I’ve described my reactions to the first prong of Danielle’s proposed standard of care (IP logging) as well as the second prong (filtering). I’ll now complete the project with a brief look at the third and final prong of the proposed standard of care: differentiated expectations for different classes of online entities. Regretfully, these thoughts are composed in haste to get them in under the wire of the symposium’s conclusion.
ISPs are different in so many respects from web sites that it is probably best to deal with each in turn. Looking to the ISP side first, a regime of differentiated standards for different classes of service provider could deal effectively with the concerns raised in my first post about home users, public amenities, and other actors poorly positioned to log and authenticate the people to whom they provide service, by exempting them from the IP logging regime. This would make the IP logging far from comprehensive, but logging by commercial ISPs could continue, as it already does, to provide useful information to law enforcement about which broadband customer originated certain traffic.
Danielle’s argument proposes new, harassment-related uses for IP information that is already logged and already routinely used in other legal contexts. This raises the question: In between the IP logging that already does occur, and the IP logging that a real-world implementation of Danielle’s proposal would wisely and reasonably not require, is there any new IP logging that the proposal would introduce for service providers? I’m not sure.

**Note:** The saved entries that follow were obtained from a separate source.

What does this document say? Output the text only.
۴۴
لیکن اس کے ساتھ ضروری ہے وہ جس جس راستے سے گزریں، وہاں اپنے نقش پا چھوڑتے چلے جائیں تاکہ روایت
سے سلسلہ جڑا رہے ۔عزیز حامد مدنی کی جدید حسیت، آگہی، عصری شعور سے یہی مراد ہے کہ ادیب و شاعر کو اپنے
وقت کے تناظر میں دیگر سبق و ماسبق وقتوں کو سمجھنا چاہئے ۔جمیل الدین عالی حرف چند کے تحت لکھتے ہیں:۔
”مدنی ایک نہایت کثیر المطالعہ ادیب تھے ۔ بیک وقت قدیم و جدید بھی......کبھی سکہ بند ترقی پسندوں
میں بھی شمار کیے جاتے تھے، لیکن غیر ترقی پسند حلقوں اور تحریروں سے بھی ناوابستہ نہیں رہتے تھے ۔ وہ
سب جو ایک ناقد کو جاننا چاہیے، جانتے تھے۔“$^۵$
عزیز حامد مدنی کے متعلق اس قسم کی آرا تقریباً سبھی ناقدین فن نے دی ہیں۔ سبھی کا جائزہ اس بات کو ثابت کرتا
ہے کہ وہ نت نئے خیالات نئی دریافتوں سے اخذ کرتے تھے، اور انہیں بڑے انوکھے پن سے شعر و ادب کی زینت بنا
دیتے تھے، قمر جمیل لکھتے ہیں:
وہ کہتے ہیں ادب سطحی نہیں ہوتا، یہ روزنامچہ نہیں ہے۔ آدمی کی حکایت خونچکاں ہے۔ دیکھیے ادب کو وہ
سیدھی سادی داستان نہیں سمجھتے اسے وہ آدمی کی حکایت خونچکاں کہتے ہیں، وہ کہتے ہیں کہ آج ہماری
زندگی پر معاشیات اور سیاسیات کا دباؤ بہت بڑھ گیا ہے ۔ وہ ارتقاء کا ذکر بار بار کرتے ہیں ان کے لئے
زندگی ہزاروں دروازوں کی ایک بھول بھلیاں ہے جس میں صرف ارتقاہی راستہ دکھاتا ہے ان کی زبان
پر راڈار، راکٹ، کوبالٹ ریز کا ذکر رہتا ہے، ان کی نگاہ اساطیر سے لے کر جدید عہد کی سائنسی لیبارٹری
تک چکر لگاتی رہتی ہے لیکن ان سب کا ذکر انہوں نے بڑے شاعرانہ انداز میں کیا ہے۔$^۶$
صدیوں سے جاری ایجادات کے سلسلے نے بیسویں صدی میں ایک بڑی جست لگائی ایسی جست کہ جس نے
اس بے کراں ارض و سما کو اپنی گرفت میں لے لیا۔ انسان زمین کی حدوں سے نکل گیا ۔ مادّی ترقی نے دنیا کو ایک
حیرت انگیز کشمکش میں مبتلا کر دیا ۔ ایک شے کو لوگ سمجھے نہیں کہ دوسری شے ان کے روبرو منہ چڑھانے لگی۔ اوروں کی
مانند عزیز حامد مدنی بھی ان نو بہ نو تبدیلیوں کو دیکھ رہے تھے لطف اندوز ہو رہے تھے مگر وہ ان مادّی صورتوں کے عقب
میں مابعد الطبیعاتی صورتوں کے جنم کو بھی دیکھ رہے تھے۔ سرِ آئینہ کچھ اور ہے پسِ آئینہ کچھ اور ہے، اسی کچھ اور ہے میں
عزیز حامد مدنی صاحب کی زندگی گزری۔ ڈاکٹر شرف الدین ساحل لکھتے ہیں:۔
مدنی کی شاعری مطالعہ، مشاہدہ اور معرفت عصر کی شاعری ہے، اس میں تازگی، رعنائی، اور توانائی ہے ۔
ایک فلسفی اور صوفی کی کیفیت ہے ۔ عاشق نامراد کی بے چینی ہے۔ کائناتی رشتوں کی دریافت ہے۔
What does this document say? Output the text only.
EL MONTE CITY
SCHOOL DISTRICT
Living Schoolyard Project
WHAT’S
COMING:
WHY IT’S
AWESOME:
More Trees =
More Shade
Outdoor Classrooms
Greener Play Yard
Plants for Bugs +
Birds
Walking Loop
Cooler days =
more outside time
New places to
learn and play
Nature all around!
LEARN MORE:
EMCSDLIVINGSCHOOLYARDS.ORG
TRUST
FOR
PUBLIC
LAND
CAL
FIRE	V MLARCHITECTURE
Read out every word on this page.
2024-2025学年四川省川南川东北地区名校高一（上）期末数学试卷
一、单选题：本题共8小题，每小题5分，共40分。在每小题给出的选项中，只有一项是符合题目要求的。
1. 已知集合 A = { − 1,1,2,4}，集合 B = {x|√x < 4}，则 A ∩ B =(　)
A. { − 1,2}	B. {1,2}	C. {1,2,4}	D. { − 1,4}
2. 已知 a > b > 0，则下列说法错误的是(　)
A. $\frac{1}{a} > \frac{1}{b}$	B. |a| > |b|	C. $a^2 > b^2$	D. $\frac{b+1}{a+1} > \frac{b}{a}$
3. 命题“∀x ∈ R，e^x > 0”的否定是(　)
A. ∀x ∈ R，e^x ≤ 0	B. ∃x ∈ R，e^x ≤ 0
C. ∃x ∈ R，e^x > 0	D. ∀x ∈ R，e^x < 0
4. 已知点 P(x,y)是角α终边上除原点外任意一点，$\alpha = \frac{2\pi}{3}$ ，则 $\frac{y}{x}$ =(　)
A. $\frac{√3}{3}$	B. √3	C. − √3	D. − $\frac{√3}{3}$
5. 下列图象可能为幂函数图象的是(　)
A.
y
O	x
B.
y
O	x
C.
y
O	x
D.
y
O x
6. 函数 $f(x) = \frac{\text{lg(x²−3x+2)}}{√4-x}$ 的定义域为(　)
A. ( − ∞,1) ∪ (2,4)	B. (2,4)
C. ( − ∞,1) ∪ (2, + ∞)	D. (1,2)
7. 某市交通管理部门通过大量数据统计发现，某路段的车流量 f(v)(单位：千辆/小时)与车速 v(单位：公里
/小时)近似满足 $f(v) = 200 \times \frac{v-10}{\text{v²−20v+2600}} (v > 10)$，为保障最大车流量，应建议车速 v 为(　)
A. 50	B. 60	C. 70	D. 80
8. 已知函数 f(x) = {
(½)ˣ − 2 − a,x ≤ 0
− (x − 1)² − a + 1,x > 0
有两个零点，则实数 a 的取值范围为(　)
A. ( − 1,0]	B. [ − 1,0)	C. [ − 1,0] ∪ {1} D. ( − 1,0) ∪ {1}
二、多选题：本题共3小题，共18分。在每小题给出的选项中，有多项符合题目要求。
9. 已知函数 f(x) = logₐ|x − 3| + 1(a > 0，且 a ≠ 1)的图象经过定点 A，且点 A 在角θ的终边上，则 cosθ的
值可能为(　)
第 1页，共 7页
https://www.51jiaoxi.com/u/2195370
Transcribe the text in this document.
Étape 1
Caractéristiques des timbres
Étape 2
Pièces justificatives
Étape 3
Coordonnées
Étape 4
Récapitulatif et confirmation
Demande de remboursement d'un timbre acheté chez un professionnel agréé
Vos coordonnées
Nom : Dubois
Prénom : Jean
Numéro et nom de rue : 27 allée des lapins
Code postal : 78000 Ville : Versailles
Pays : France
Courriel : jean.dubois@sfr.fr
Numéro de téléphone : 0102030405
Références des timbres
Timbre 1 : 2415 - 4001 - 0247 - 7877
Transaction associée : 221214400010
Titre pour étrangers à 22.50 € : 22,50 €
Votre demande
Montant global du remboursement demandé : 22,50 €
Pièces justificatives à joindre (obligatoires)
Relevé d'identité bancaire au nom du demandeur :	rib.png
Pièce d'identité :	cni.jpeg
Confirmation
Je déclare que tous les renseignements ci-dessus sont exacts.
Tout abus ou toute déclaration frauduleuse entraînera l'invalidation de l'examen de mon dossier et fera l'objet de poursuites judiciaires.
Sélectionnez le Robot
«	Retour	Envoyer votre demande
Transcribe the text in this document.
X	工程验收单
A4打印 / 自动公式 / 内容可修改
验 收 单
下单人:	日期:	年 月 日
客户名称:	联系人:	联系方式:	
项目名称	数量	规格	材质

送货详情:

As for web sites: Large and well established sites could be forced to filter content, clumsily and with collateral harm. They could be forced to retain logs of each visit, probably without too much added cost. But what about the periodic tendency of new web sites to become popular overnight? In some cases, the sites aren’t well engineered for their newfound popularity. In others, the very features that make the sites popular may inherently make filtering or logging difficult. Twitter may be an example of both of these phenomena: rather than a well established site, humming along, it has been a growing, unstable, sometimes broken site even when used by millions of users. Implementing filtering or logging requirements is difficult for any site that struggles with prior questions, like staying online while overwhelmed by user demand. And the very high volume of messages means that a tiny added cost for the posting of each new message (CPU cycles to analyze and filter, or a delay while the message waits for its turn to be added to a log) could help bring the whole system to a grinding halt.
There’s much more to say here, and I hope, in time, to be able to develop it further. I’ll end by recording my gratitude to the organizers, my fellow participants, and our readers.